言うやいなや忍足は岳人の腕を想いっきりひっぱって自分の後ろに隠れさせた。

「痛って!何すんだよ!」
「しーーーっ。あんま騒ぐと見つかってまうやろ。」
「見つかるって誰に?」
「ん。」

忍足はくいくいと親指で先ほど自分が見ていた方向を示す。
岳人が指の先を追うとその先には彼も見知った後輩たちが並んでいた。

「日吉と鳳じゃん。おーいひよっ…むぐ」
「やから見つかるゆーとるやろ!!ちょお黙っとって!!」
「んー!んー!んーーーーーーーーっ!!」
「痛ッ!」

口を塞がれた岳人は忍足の指を思いっきり噛んだ。
一瞬で激痛が走り、反射的に手を離してしまう。
忍足は慌てて噛まれた部位を確認したがどうやら指のダメージは歯形だけのようだ。
噛み切られそうなほど強く噛まれたのに血が出なかったのは幸いだった。
忍足から解放された岳人は、先ほど「静かに」と言われた事を思い出して不本意ながらも声は潜めて抗議する。

「何すんだよあほゆーし!」
「…あんな、簡単に言うと日吉を尾行しとんねん。

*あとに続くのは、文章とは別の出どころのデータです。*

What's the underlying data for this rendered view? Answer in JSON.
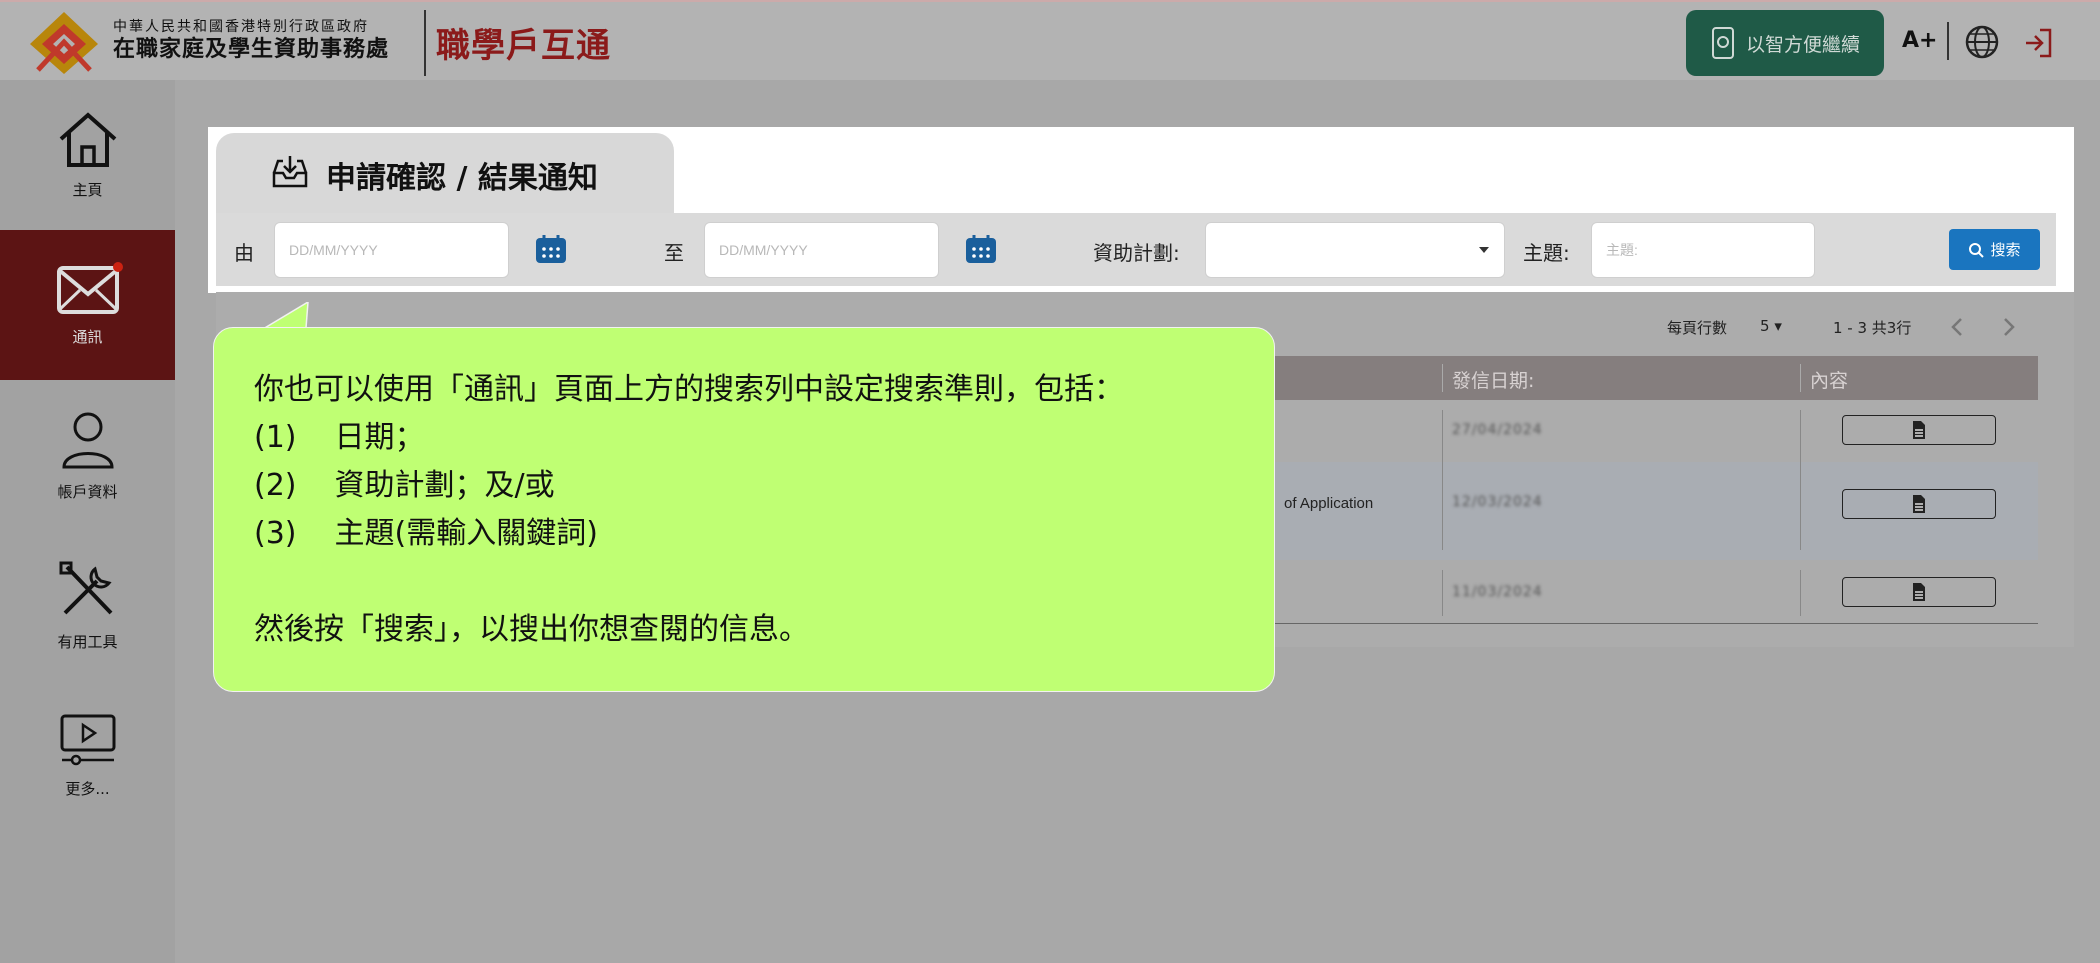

」
「尾行?なんでそんなことしてんだよ?」
「実はな…。」

忍足はこれまでのいきさつを岳人に説明した。
始めは不機嫌顔で説明をきいていた岳人だったが次第にいたずらを仕掛ける子供のような楽しげな顔になっていった。

「そういう事なら早く言えよ♪俺も尾行に付き合うぜ。」
「はは…がっくんなら乗ってくると思うとったわ。」

そこへTシャツを買い終えた宍戸が合流した。